Desde la pérdida del poder presidencial por el PRI y el debilitamiento de sus formas de control político sobre los partidos y los medios, y la permanencia del PRD en el gobierno capitalino, el método parece haberse generalizado y tiende a convertirse en una permanente cacería de brujas y brujos, barnizada de "lucha contra la corrupción".
Esta forma primitiva de hacer política es contraria al derecho, porque niega la norma universal de la presunción de inocencia; pasa por encima de las atribuciones de las instituciones encargadas de investigar los delitos administrativos y penales y entorpece su labor; y sobre todo, convierte a la política en el dudoso "arte" de fabricar acusaciones, hacerles publicidad, descalificar y acusar de "tapadera" a los encargados de controlar, evaluar, investigar y juzgar los actos de los administradores y políticos, cuando las conclusiones no sirven al interés de los grupos contrarios al "acusado". Esta práctica, popularizada por los miembros del PRI y el PAN en el DF, pero que gana adeptos en otras organizaciones, amenaza con impedir el tránsito hacia un verdadero estado democrático de derecho al abaratar la ley, degradar a las instituciones existentes o por crear, y convertir a todos los ciudadanos en "jueces" o "víctimas" de ocasión, cuya respetabilidad puede ser puesta en la picota por cualquiera, aun sin pruebas.
En este contexto, hay que saludar el esclarecimiento preliminar, de acuerdo con la ley, del "caso Robles", contenido en el primer dictamen de la Contraloría del DF; pero también lamentar que la respuesta de la alianza de facto PRI-PAN en el DF prefiera seguir moviéndose en la cara oscura de la política: la difamación y la descalificación de las personas calumniadas y de las instituciones ante las cuales las denunciaron con ligereza o mala intención.

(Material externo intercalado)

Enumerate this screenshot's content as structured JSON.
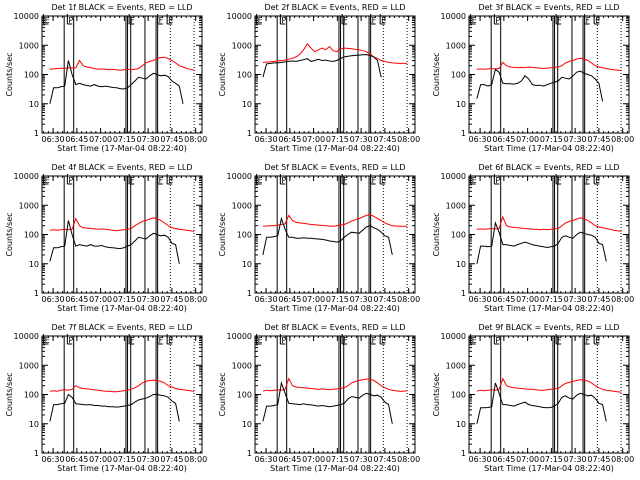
{
  "chart_data": {
    "type": "line",
    "layout": "3x3 grid",
    "y_scale": "log",
    "ylim": [
      1,
      10000
    ],
    "y_ticks": [
      "1",
      "10",
      "100",
      "1000",
      "10000"
    ],
    "ylabel": "Counts/sec",
    "xlabel": "Start Time (17-Mar-04 08:22:40)",
    "x_ticks": [
      "06:30",
      "06:45",
      "07:00",
      "07:15",
      "07:30",
      "07:45",
      "08:00"
    ],
    "x_tick_minutes": [
      390,
      405,
      420,
      435,
      450,
      465,
      480
    ],
    "xlim_minutes": [
      383,
      484
    ],
    "legend": {
      "black": "Events",
      "red": "LLD"
    },
    "series_colors": {
      "events": "#000000",
      "lld": "#ff0000"
    },
    "event_lines_minutes": [
      397,
      403,
      436,
      437,
      439,
      448,
      455,
      456
    ],
    "dotted_lines_minutes": [
      464,
      479
    ],
    "markers": [
      {
        "label": "E",
        "minute": 384
      },
      {
        "label": "P",
        "minute": 399
      },
      {
        "label": "F",
        "minute": 438
      },
      {
        "label": "F",
        "minute": 456
      },
      {
        "label": "E",
        "minute": 462
      }
    ],
    "panels": [
      {
        "title": "Det 1f BLACK = Events, RED = LLD",
        "lld": [
          150,
          155,
          160,
          165,
          160,
          170,
          165,
          170,
          300,
          200,
          180,
          170,
          160,
          150,
          155,
          150,
          145,
          150,
          145,
          140,
          145,
          150,
          145,
          150,
          160,
          200,
          250,
          280,
          300,
          350,
          380,
          390,
          350,
          300,
          250,
          200,
          180,
          160,
          150,
          140
        ],
        "events": [
          10,
          35,
          35,
          38,
          40,
          300,
          100,
          45,
          50,
          45,
          42,
          40,
          45,
          40,
          38,
          40,
          38,
          36,
          35,
          33,
          32,
          35,
          45,
          60,
          80,
          75,
          70,
          90,
          110,
          100,
          90,
          95,
          85,
          60,
          50,
          40,
          10,
          null,
          null,
          null
        ]
      },
      {
        "title": "Det 2f BLACK = Events, RED = LLD",
        "lld": [
          260,
          265,
          270,
          280,
          290,
          300,
          310,
          330,
          360,
          400,
          500,
          700,
          1100,
          800,
          600,
          700,
          800,
          700,
          900,
          650,
          600,
          750,
          800,
          780,
          760,
          720,
          700,
          650,
          600,
          500,
          400,
          350,
          300,
          280,
          260,
          250,
          245,
          240,
          240,
          240
        ],
        "events": [
          80,
          230,
          240,
          250,
          250,
          260,
          270,
          280,
          290,
          280,
          300,
          320,
          350,
          280,
          300,
          330,
          300,
          310,
          290,
          280,
          300,
          350,
          400,
          420,
          440,
          450,
          460,
          470,
          480,
          450,
          400,
          300,
          80,
          null,
          null,
          null,
          null,
          null,
          null,
          null
        ]
      },
      {
        "title": "Det 3f BLACK = Events, RED = LLD",
        "lld": [
          150,
          155,
          150,
          155,
          160,
          155,
          160,
          260,
          200,
          180,
          175,
          170,
          175,
          170,
          180,
          175,
          170,
          165,
          160,
          165,
          170,
          175,
          180,
          200,
          250,
          280,
          300,
          340,
          360,
          340,
          300,
          250,
          200,
          180,
          170,
          160,
          150,
          145,
          140,
          140
        ],
        "events": [
          15,
          45,
          45,
          40,
          45,
          150,
          120,
          50,
          48,
          48,
          47,
          50,
          60,
          90,
          70,
          45,
          42,
          43,
          40,
          45,
          50,
          55,
          60,
          80,
          75,
          70,
          90,
          120,
          130,
          110,
          100,
          90,
          70,
          50,
          12,
          null,
          null,
          null,
          null,
          null
        ]
      },
      {
        "title": "Det 4f BLACK = Events, RED = LLD",
        "lld": [
          140,
          145,
          140,
          145,
          150,
          145,
          150,
          350,
          200,
          170,
          165,
          160,
          155,
          150,
          155,
          150,
          145,
          140,
          135,
          140,
          145,
          150,
          160,
          200,
          240,
          280,
          300,
          340,
          370,
          350,
          300,
          250,
          200,
          170,
          160,
          150,
          145,
          140,
          135,
          130
        ],
        "events": [
          12,
          35,
          35,
          38,
          40,
          300,
          100,
          40,
          45,
          42,
          40,
          45,
          40,
          40,
          42,
          38,
          36,
          35,
          34,
          33,
          35,
          40,
          45,
          60,
          80,
          75,
          70,
          90,
          110,
          100,
          90,
          95,
          80,
          50,
          45,
          10,
          null,
          null,
          null,
          null
        ]
      },
      {
        "title": "Det 5f BLACK = Events, RED = LLD",
        "lld": [
          190,
          195,
          200,
          200,
          210,
          220,
          230,
          450,
          300,
          260,
          250,
          240,
          230,
          220,
          215,
          210,
          205,
          200,
          195,
          190,
          200,
          210,
          220,
          250,
          290,
          320,
          350,
          400,
          450,
          480,
          420,
          350,
          300,
          250,
          220,
          200,
          195,
          190,
          190,
          190
        ],
        "events": [
          20,
          80,
          80,
          85,
          90,
          350,
          150,
          80,
          80,
          75,
          75,
          78,
          75,
          74,
          72,
          70,
          68,
          65,
          60,
          58,
          55,
          60,
          80,
          100,
          120,
          115,
          110,
          140,
          180,
          200,
          170,
          150,
          120,
          90,
          80,
          20,
          null,
          null,
          null,
          null
        ]
      },
      {
        "title": "Det 6f BLACK = Events, RED = LLD",
        "lld": [
          150,
          155,
          150,
          155,
          160,
          155,
          160,
          400,
          200,
          180,
          175,
          170,
          165,
          160,
          155,
          150,
          150,
          145,
          150,
          145,
          150,
          155,
          160,
          200,
          250,
          280,
          300,
          340,
          370,
          350,
          300,
          250,
          200,
          180,
          170,
          160,
          150,
          140,
          135,
          130
        ],
        "events": [
          10,
          40,
          40,
          38,
          40,
          250,
          120,
          45,
          45,
          42,
          40,
          45,
          50,
          55,
          50,
          45,
          42,
          40,
          38,
          36,
          38,
          40,
          50,
          80,
          90,
          80,
          75,
          100,
          120,
          110,
          100,
          95,
          80,
          50,
          45,
          12,
          null,
          null,
          null,
          null
        ]
      },
      {
        "title": "Det 7f BLACK = Events, RED = LLD",
        "lld": [
          130,
          135,
          130,
          140,
          145,
          140,
          150,
          200,
          170,
          160,
          155,
          150,
          145,
          140,
          135,
          130,
          130,
          125,
          125,
          130,
          135,
          140,
          150,
          170,
          200,
          250,
          280,
          300,
          310,
          300,
          280,
          250,
          200,
          180,
          160,
          150,
          145,
          140,
          135,
          130
        ],
        "events": [
          12,
          45,
          45,
          48,
          50,
          100,
          80,
          48,
          47,
          45,
          44,
          45,
          42,
          42,
          40,
          40,
          38,
          38,
          37,
          38,
          40,
          42,
          45,
          55,
          65,
          70,
          75,
          85,
          100,
          100,
          95,
          90,
          80,
          60,
          50,
          12,
          null,
          null,
          null,
          null
        ]
      },
      {
        "title": "Det 8f BLACK = Events, RED = LLD",
        "lld": [
          130,
          140,
          135,
          140,
          145,
          140,
          150,
          350,
          200,
          180,
          175,
          170,
          165,
          160,
          155,
          150,
          155,
          150,
          145,
          150,
          155,
          160,
          170,
          200,
          250,
          280,
          300,
          320,
          340,
          330,
          300,
          250,
          200,
          170,
          150,
          140,
          135,
          130,
          130,
          135
        ],
        "events": [
          12,
          40,
          40,
          42,
          45,
          250,
          110,
          50,
          48,
          47,
          45,
          48,
          45,
          44,
          42,
          40,
          42,
          40,
          38,
          40,
          42,
          45,
          50,
          70,
          85,
          80,
          75,
          95,
          110,
          100,
          90,
          95,
          80,
          55,
          45,
          10,
          null,
          null,
          null,
          null
        ]
      },
      {
        "title": "Det 9f BLACK = Events, RED = LLD",
        "lld": [
          130,
          140,
          135,
          140,
          145,
          140,
          150,
          350,
          200,
          180,
          170,
          165,
          160,
          155,
          150,
          150,
          145,
          140,
          140,
          145,
          150,
          155,
          160,
          200,
          240,
          260,
          280,
          300,
          320,
          310,
          290,
          250,
          200,
          170,
          150,
          140,
          135,
          130,
          125,
          120
        ],
        "events": [
          10,
          35,
          35,
          36,
          38,
          250,
          110,
          45,
          45,
          42,
          40,
          45,
          50,
          55,
          45,
          42,
          40,
          38,
          36,
          35,
          36,
          40,
          50,
          80,
          90,
          75,
          70,
          95,
          110,
          100,
          90,
          95,
          75,
          50,
          45,
          12,
          null,
          null,
          null,
          null
        ]
      }
    ]
  }
}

Pero lo más grave es que estas prácticas están haciendo desaparecer de la arena política en el ámbito nacional la discusión seria y rigurosa de los proyectos de nación, las plataformas programáticas y las propuestas de política pública de los partidos, sus candidatos y sus gobernantes. Esto ocurre en una coyuntura en la que el marketing publicitario sustituye a la propuesta como medio para convocar a los electores, en que la crisis programática de los partidos se manifiesta en la superficialidad de sus discursos políticos, y en que la subordinación al poder político y económico hegemónico globalizado coloca a los organismos multinacionales (FMI, Banco Mundial, OCDE, etcétera) como los hacedores omnipresentes, todopoderosos e indiscutibles de la política interna.

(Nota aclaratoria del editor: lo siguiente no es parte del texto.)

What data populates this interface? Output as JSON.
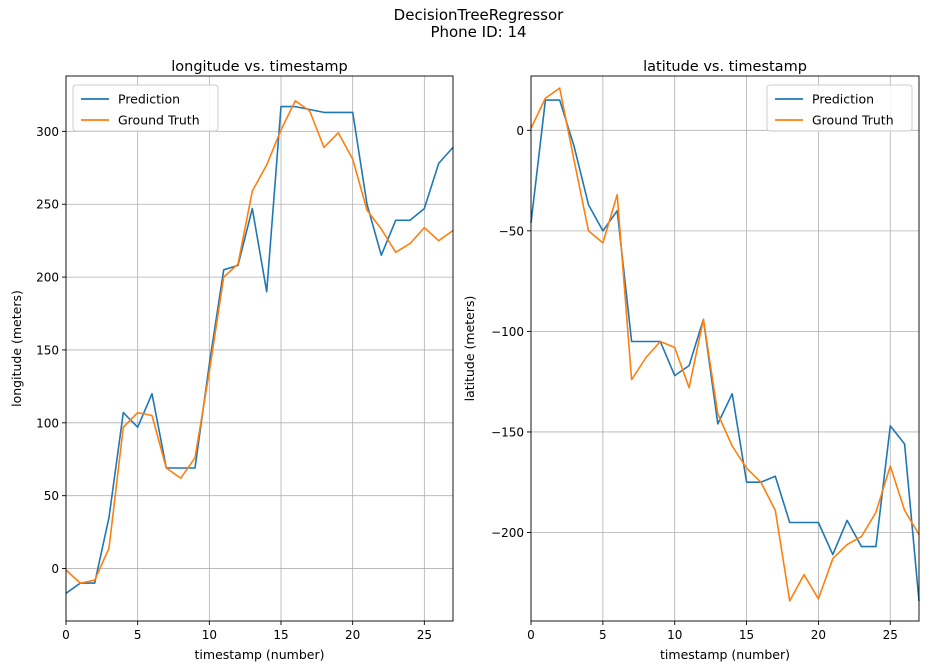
{
  "figure": {
    "title": "DecisionTreeRegressor",
    "subtitle": "Phone ID: 14"
  },
  "colors": {
    "prediction": "#1f77b4",
    "ground_truth": "#ff7f0e",
    "grid": "#b0b0b0"
  },
  "chart_data": [
    {
      "type": "line",
      "title": "longitude vs. timestamp",
      "xlabel": "timestamp (number)",
      "ylabel": "longitude (meters)",
      "xlim": [
        0,
        27
      ],
      "ylim": [
        -36,
        338
      ],
      "xticks": [
        0,
        5,
        10,
        15,
        20,
        25
      ],
      "yticks": [
        0,
        50,
        100,
        150,
        200,
        250,
        300
      ],
      "grid": true,
      "legend_position": "top-left",
      "x": [
        0,
        1,
        2,
        3,
        4,
        5,
        6,
        7,
        8,
        9,
        10,
        11,
        12,
        13,
        14,
        15,
        16,
        17,
        18,
        19,
        20,
        21,
        22,
        23,
        24,
        25,
        26,
        27
      ],
      "series": [
        {
          "name": "Prediction",
          "color": "#1f77b4",
          "values": [
            -17,
            -10,
            -10,
            35,
            107,
            97,
            120,
            69,
            69,
            69,
            140,
            205,
            208,
            247,
            190,
            317,
            317,
            315,
            313,
            313,
            313,
            250,
            215,
            239,
            239,
            247,
            278,
            289
          ]
        },
        {
          "name": "Ground Truth",
          "color": "#ff7f0e",
          "values": [
            -1,
            -10,
            -8,
            14,
            97,
            107,
            105,
            69,
            62,
            76,
            135,
            200,
            209,
            259,
            277,
            301,
            321,
            314,
            289,
            299,
            281,
            246,
            233,
            217,
            223,
            234,
            225,
            232
          ]
        }
      ]
    },
    {
      "type": "line",
      "title": "latitude vs. timestamp",
      "xlabel": "timestamp (number)",
      "ylabel": "latitude (meters)",
      "xlim": [
        0,
        27
      ],
      "ylim": [
        -244,
        27
      ],
      "xticks": [
        0,
        5,
        10,
        15,
        20,
        25
      ],
      "yticks": [
        0,
        -50,
        -100,
        -150,
        -200
      ],
      "grid": true,
      "legend_position": "top-right",
      "x": [
        0,
        1,
        2,
        3,
        4,
        5,
        6,
        7,
        8,
        9,
        10,
        11,
        12,
        13,
        14,
        15,
        16,
        17,
        18,
        19,
        20,
        21,
        22,
        23,
        24,
        25,
        26,
        27
      ],
      "series": [
        {
          "name": "Prediction",
          "color": "#1f77b4",
          "values": [
            -46,
            15,
            15,
            -8,
            -37,
            -50,
            -40,
            -105,
            -105,
            -105,
            -122,
            -117,
            -94,
            -146,
            -131,
            -175,
            -175,
            -172,
            -195,
            -195,
            -195,
            -211,
            -194,
            -207,
            -207,
            -147,
            -156,
            -234
          ]
        },
        {
          "name": "Ground Truth",
          "color": "#ff7f0e",
          "values": [
            1,
            16,
            21,
            -15,
            -50,
            -56,
            -32,
            -124,
            -113,
            -105,
            -108,
            -128,
            -94,
            -141,
            -157,
            -168,
            -175,
            -189,
            -234,
            -221,
            -233,
            -213,
            -206,
            -202,
            -190,
            -167,
            -189,
            -201
          ]
        }
      ]
    }
  ]
}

Otra lamentable implicación de esta pantanosa arena política es que, a nombre de la búsqueda de una indefinible gobernabilidad, y de "la satisfacción de los intereses de todos" -hasta donde sabemos, estructuralmente opuestos por razones de situación de clase-, se navega en el mar revuelto de las "políticas de Estado", los "pactos estratégicos" o los "acuerdos coyunturales", siempre de tipo cupular, excluyentes de la mayoría de la población, que dejan de lado o borran las diferencias programáticas y políticas de los partidos y, más importante aún, de los sectores sociales a los que quieren o dicen representar.

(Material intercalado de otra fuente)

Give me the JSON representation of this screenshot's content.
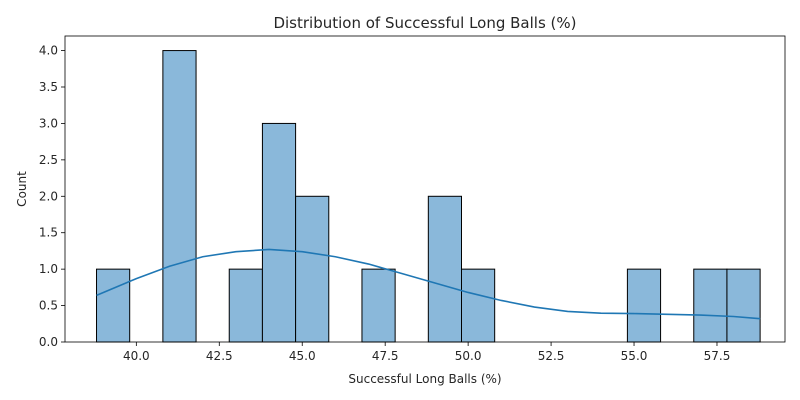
{
  "chart_data": {
    "type": "bar",
    "subtype": "histogram-with-kde",
    "title": "Distribution of Successful Long Balls (%)",
    "xlabel": "Successful Long Balls (%)",
    "ylabel": "Count",
    "xlim": [
      37.85,
      59.55
    ],
    "ylim": [
      0,
      4.2
    ],
    "xticks": [
      40.0,
      42.5,
      45.0,
      47.5,
      50.0,
      52.5,
      55.0,
      57.5
    ],
    "xtick_labels": [
      "40.0",
      "42.5",
      "45.0",
      "47.5",
      "50.0",
      "52.5",
      "55.0",
      "57.5"
    ],
    "yticks": [
      0,
      0.5,
      1,
      1.5,
      2,
      2.5,
      3,
      3.5,
      4
    ],
    "ytick_labels": [
      "0.0",
      "0.5",
      "1.0",
      "1.5",
      "2.0",
      "2.5",
      "3.0",
      "3.5",
      "4.0"
    ],
    "bins": [
      {
        "start": 38.8,
        "end": 39.8,
        "count": 1
      },
      {
        "start": 40.8,
        "end": 41.8,
        "count": 4
      },
      {
        "start": 42.8,
        "end": 43.8,
        "count": 1
      },
      {
        "start": 43.8,
        "end": 44.8,
        "count": 3
      },
      {
        "start": 44.8,
        "end": 45.8,
        "count": 2
      },
      {
        "start": 46.8,
        "end": 47.8,
        "count": 1
      },
      {
        "start": 48.8,
        "end": 49.8,
        "count": 2
      },
      {
        "start": 49.8,
        "end": 50.8,
        "count": 1
      },
      {
        "start": 54.8,
        "end": 55.8,
        "count": 1
      },
      {
        "start": 56.8,
        "end": 57.8,
        "count": 1
      },
      {
        "start": 57.8,
        "end": 58.8,
        "count": 1
      }
    ],
    "kde": {
      "x": [
        38.8,
        40.0,
        41.0,
        42.0,
        43.0,
        44.0,
        45.0,
        46.0,
        47.0,
        48.0,
        49.0,
        50.0,
        51.0,
        52.0,
        53.0,
        54.0,
        55.0,
        56.0,
        57.0,
        58.0,
        58.8
      ],
      "y": [
        0.64,
        0.87,
        1.04,
        1.17,
        1.24,
        1.27,
        1.24,
        1.17,
        1.07,
        0.94,
        0.81,
        0.68,
        0.57,
        0.48,
        0.42,
        0.395,
        0.39,
        0.38,
        0.37,
        0.35,
        0.32
      ]
    },
    "grid": false,
    "colors": {
      "bar_fill": "#8ab8da",
      "bar_edge": "#000000",
      "kde_line": "#1f77b4"
    }
  }
}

Así, la obligación de gobernar que tienen los elegidos por el voto popular, según la plataforma política que presentaron a los electores, y la obligación de vigilar este ejercicio y de oponerse a los actos de gobierno de quienes fueron votados por los ciudadanos pero no obtuvieron la mayoría, se diluyen en el gatopardismo de los acuerdos cupulares y las alianzas coyunturales. Esto, para evitar el desgaste de una política o, inversamente, para sacar del poder al partido gobernante, independientemente de la decisión de los electores y los militantes partidarios, o los intereses defendidos, al menos formalmente, por las partes. La lógica de la democracia republicana, representativa y participativa, es engullida entonces por las conveniencias de la "clase política".